Rund ums Buch:
Titel: Die Brille mit dem Goldrand
Autor: Giorgio Bassani
Verlag: Wagenbach
Buch: Taschenbuch
Seiten: 112
ISBN: 978-3803 128034
Preis: 10,00 €
Cover:
Das wunderbar gestaltete Cover aus der „blauen“ Reihe des Wagenbach Verlags, gefällt mir ausgesprochen gut. Sechs Bücher – dieses ist eines davon – deren Auftritt ins Auge springt. Vor allem durch die gelbe Kontrastfarbe, die ein Bild (Mann mit Brille, der aus einem Fenster schaut) und Titel sowie Autor darstellt. Für mich eine sehr gelungene Reihe.
Inhalt:
Der allseits beliebte Arzt Fadigati gerät in den Blickwinkel der Menschen des italienischen Ortes Ferrara, als er in der Zeit des aufkommenden Antisemitismus sich in einen jungen Mann verliebt und damit alle Sympathien für seine Mitmenschen verspielt. Erzählt wird das ganze aus der Sicht eines jüdischen Studenten, der aufmerksam diese Entwicklung beobachtet und verarbeitet.
Meine Meinung:
Dieses Buch ist eine meisterhafte Darstellung, wie Menschen sich drehen und winden, mit der Masse mitlaufen, weil etwas nicht nach ihren Vorstellungen und Ansichten ist. Die ehrwürdige Gesellschaft sieht den Arzt, der alle behandelt, keine Unterschiede bei seinen Patienten macht, als Mitglied ihrer Kreise und wundert sich nur, dass Fadigati nicht verheiratet ist. Als er sich jungen Studenten im täglichen Bahnverkehr nach Bologna öffnet und seine Vorliebe für das gleiche Geschlecht bekannt wird, ist das Bürgertum entsetzt und es beginnt eine bedrückende Abneigung, als der Arzt von seinem jungen Lover im Sommerurlaub an der Adria auch noch in aller Öffentlichkeit bloß gestellt wird. Das vermeintliche Opfer, immer geschätzt, ist nun der „Verstoßene“ und der Erzähler, jüdischer Student aus gutem Haus, schafft es, die Wirren und Leiden in einer tiefen und sehr mitreißenden Sprache darzustellen. Bassani, der Ich-Erzähler, hat das Buch bereits 1958 veröffentlicht und die Themen des Antisemitismus, Judentum und Homosexualität sind auf diesen wenigen Seiten unglaublich tiefgehend beschrieben. Doch die quasi Freundschaft, zwischen dem jüdischen Erzähler, der auch in diesen Zeiten Ablehnung und Verfolgung kennen lernt, und dem homosexuellen Arzt, der immer versucht, er selbst zu sein und nur Negativität erfährt, ist am Ende des Buches obsolet, denn wie man vermutet (Vorsicht Spoiler) ist die letzte Zeile des Buches „Doktor Fadigati ist tot“. Es ist nicht klar gesagt, aber man weiß es, dass er sich im Po umgebracht hat.
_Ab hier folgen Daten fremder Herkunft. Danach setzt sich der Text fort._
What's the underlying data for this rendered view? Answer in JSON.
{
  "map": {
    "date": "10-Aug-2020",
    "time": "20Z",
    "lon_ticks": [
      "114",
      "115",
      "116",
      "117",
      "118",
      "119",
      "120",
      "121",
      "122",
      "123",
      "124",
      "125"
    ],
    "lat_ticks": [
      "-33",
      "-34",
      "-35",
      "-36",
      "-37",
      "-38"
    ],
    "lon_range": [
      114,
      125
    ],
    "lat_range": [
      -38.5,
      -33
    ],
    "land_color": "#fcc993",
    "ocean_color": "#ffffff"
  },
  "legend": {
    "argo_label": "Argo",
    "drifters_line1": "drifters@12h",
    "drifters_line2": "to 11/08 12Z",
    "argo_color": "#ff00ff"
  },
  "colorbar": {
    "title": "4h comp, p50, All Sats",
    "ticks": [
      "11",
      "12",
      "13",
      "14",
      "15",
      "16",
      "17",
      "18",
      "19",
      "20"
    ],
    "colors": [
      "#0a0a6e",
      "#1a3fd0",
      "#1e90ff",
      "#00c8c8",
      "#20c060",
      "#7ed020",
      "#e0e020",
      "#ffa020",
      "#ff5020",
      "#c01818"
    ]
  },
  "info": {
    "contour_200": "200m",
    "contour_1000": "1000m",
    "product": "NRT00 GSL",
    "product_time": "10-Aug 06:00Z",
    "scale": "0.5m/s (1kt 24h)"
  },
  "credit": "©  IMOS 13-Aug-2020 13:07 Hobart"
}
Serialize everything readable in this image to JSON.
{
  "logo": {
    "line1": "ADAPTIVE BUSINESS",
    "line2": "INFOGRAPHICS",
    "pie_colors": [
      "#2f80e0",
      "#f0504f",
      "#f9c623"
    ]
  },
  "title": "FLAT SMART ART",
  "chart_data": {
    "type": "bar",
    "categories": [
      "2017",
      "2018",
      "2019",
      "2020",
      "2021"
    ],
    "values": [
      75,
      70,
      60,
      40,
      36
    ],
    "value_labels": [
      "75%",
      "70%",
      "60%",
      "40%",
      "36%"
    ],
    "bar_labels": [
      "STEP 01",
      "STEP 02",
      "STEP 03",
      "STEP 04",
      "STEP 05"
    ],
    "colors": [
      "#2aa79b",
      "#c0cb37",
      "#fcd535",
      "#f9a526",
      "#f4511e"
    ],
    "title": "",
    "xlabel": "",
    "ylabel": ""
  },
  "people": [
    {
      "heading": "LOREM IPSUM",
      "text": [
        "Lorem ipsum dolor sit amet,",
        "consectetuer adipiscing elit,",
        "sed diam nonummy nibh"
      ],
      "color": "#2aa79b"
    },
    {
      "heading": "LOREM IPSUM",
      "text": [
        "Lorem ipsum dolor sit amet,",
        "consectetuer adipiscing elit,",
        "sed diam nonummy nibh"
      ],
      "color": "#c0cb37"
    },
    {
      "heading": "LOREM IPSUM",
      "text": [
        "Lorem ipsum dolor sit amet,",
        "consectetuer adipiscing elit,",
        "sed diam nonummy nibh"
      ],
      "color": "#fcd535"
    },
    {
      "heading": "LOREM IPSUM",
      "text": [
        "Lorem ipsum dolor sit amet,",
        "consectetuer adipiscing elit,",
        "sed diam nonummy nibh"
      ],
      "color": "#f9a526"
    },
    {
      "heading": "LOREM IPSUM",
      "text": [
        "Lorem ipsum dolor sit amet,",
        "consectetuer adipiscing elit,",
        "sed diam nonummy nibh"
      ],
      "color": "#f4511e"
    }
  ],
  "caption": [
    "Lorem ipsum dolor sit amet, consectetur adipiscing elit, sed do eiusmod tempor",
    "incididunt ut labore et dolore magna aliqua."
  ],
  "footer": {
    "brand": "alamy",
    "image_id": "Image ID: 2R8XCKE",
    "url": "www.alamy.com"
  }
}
Das Buch ist ein kleines, stilles und doch so tiefgehendes Werk, in schöner Form geschrieben und trotzdem lässt es den Leser bedrückt zurück, denn wir wissen alle, dass die Themen heute genauso aktuell sind und Bassini es schafft, den Zeigefinger zu erheben und Aufmerksamkeit zu fordern. Politisch und moralisch ein Buch unserer Zeit!
Fazit:
Ein ganz besonderes Buch aus der Vergangenheit, was mehr Aktualität besitzt, als es viele andere heute haben. Großartig!